The story raged for a few days. Was using computer technology to improve singing right? The argument was that it's all over the charts already. Singers from T-Pain to JLS to the kids from Glee use it, so what's the problem? But the public was having none of it. Finally Simon announced there would be no more autotune in X Factor...but the question still remains, what is it and how does it work? So lets explore the most controversial tool in the music producer's arsenal.
Setting the tone
Auto-Tune is in fact the name of a commercial software plug-in developed by Antares Audio Technology in 1997. In theory it looks for off-key notes in either vocal or instrumental tracks, and then slides these bum notes to where they ought to be. The computer science behind this is based on something with a far more interesting name, a phase vocoder. The fundamental idea of this technology is that any sound can be broken down into a sum of pure tones, much like any colour can be created by adding a mixture of red, green and blue. Sound is a pattern of air compressions, and pure tones are sounds that have a regular rhythmic repeating pattern. These air waves are defined by their repeating frequency (literally how often a new wave comes along), their amplitude (which is how strong the waves are) and a phase (when they start and finish relative to other waves).
Break it all down
You can take any sound signal, whether it's a voice or an instrument, and sample it in a computer. The microphone detects the changes in air pressure and turns them into a series of numbers that change over time. Then the cunning processing begins. You can take that bit of complex sound and break it down into its pure tones, so you know their frequency, amplitude and relative phases.
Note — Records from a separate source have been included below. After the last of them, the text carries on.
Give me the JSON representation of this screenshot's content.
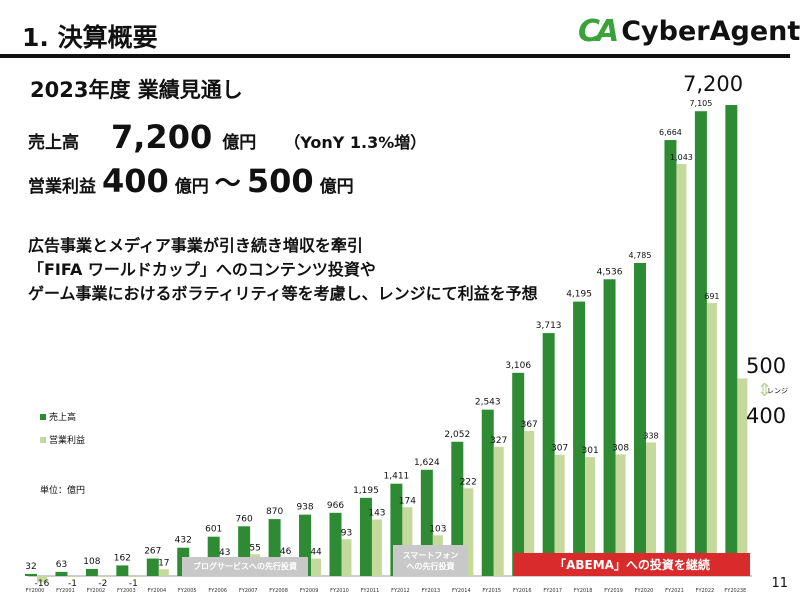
{
  "header": {
    "title": "1. 決算概要",
    "logo_mark": "CA",
    "logo_name": "CyberAgent",
    "logo_reg": "®"
  },
  "subtitle": "2023年度 業績見通し",
  "outlook": {
    "revenue_label": "売上高",
    "revenue_value": "7,200",
    "revenue_unit": "億円",
    "yoy": "（YonY 1.3%増）",
    "op_label": "営業利益",
    "op_low": "400",
    "op_unit1": "億円",
    "op_tilde": "～",
    "op_high": "500",
    "op_unit2": "億円"
  },
  "description": [
    "広告事業とメディア事業が引き続き増収を牽引",
    "「FIFA ワールドカップ」へのコンテンツ投資や",
    "ゲーム事業におけるボラティリティ等を考慮し、レンジにて利益を予想"
  ],
  "page_number": "11",
  "colors": {
    "revenue": "#2e8b34",
    "operating_income": "#c5d99c",
    "red": "#d92b2b",
    "gray": "#c8c8c8"
  },
  "chart_data": {
    "type": "bar",
    "unit_label": "単位：億円",
    "legend": [
      "売上高",
      "営業利益"
    ],
    "categories": [
      "FY2000",
      "FY2001",
      "FY2002",
      "FY2003",
      "FY2004",
      "FY2005",
      "FY2006",
      "FY2007",
      "FY2008",
      "FY2009",
      "FY2010",
      "FY2011",
      "FY2012",
      "FY2013",
      "FY2014",
      "FY2015",
      "FY2016",
      "FY2017",
      "FY2018",
      "FY2019",
      "FY2020",
      "FY2021",
      "FY2022",
      "FY2023E"
    ],
    "series": [
      {
        "name": "売上高",
        "values": [
          32,
          63,
          108,
          162,
          267,
          432,
          601,
          760,
          870,
          938,
          966,
          1195,
          1411,
          1624,
          2052,
          2543,
          3106,
          3713,
          4195,
          4536,
          4785,
          6664,
          7105,
          7200
        ],
        "labels": [
          "32",
          "63",
          "108",
          "162",
          "267",
          "432",
          "601",
          "760",
          "870",
          "938",
          "966",
          "1,195",
          "1,411",
          "1,624",
          "2,052",
          "2,543",
          "3,106",
          "3,713",
          "4,195",
          "4,536",
          "4,785",
          "6,664",
          "7,105",
          "7,200"
        ]
      },
      {
        "name": "営業利益",
        "values": [
          -16,
          -1,
          -2,
          -1,
          17,
          30,
          43,
          55,
          46,
          44,
          93,
          143,
          174,
          103,
          222,
          327,
          367,
          307,
          301,
          308,
          338,
          1043,
          691,
          500
        ],
        "labels": [
          "-16",
          "-1",
          "-2",
          "-1",
          "17",
          "",
          "43",
          "55",
          "46",
          "44",
          "93",
          "143",
          "174",
          "103",
          "222",
          "327",
          "367",
          "307",
          "301",
          "308",
          "338",
          "1,043",
          "691",
          ""
        ]
      }
    ],
    "forecast_range": {
      "high": "500",
      "low": "400",
      "label": "レンジ"
    },
    "annotations": [
      "ブログサービスへの先行投資",
      "スマートフォンへの先行投資",
      "「ABEMA」への投資を継続"
    ]
  }
}
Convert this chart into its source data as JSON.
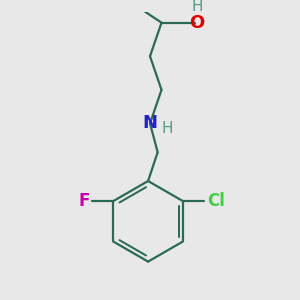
{
  "background_color": "#e8e8e8",
  "bond_color": "#2a6b52",
  "atom_colors": {
    "O": "#e00000",
    "N": "#2222cc",
    "F": "#cc00aa",
    "Cl": "#44cc44",
    "H_oh": "#559988",
    "H_nh": "#2a6b52"
  },
  "bond_width": 1.6,
  "figsize": [
    3.0,
    3.0
  ],
  "dpi": 100
}
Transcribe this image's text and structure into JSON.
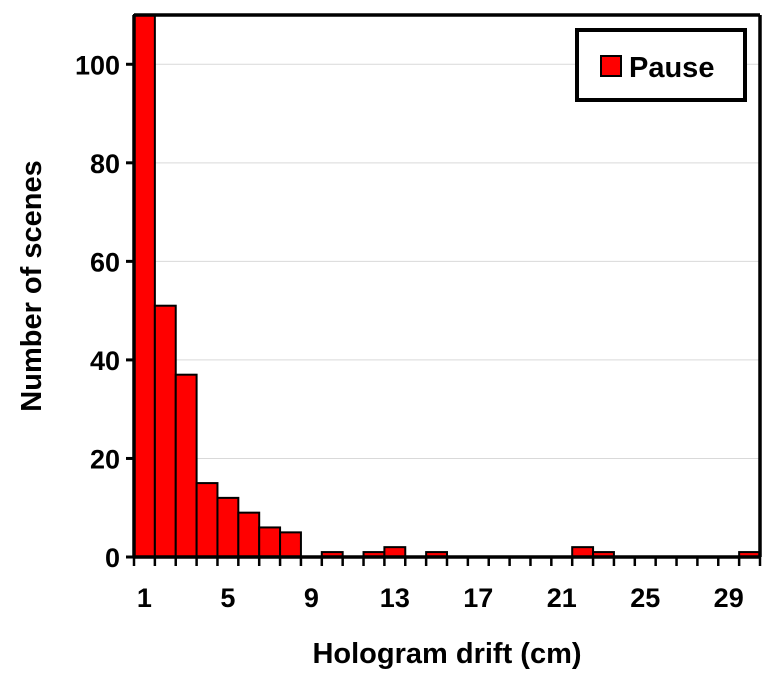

So now you've got all the pure tones that make up one complex sound - let's call them A, B, and C. You could build the sound back up again, if you wanted, by adding them together: just add A + B + C and you're back to where you were.
The real X Factor
Let's stick with the bits for a moment though. Each of your pure tones, A, B and C, has a particular frequency and phase. The lowest frequency in the sample, called A here, is known as the fundamental frequency and this is what gives the sound its musical pitch. But suppose that segment of music you've processed is a bum note; it should have been a higher or lower pitch. The computer knows what the sound should have been and can change and slide the components A B and C around to make sure the mix gives the sound you wanted in the first place. So for example, you could slide A back in time with respect to B and C, shifting the relationship between the frequencies. Or, you could replace A with the new correct fundamental frequency - let's call it X. Then the computer system adds X, B and C to produce the pitch-corrected sound in almost real time.
The numbers game
Whether it's music, images or video, once information enters the digital domain it is just a pile of numbers. As such it can be manipulated, improved or faked. What we decide to do with this way to change reality is up to us. It can make the world better, be wonderfully creative or even let some people cheat. Like any technology it's the way we use it that's important.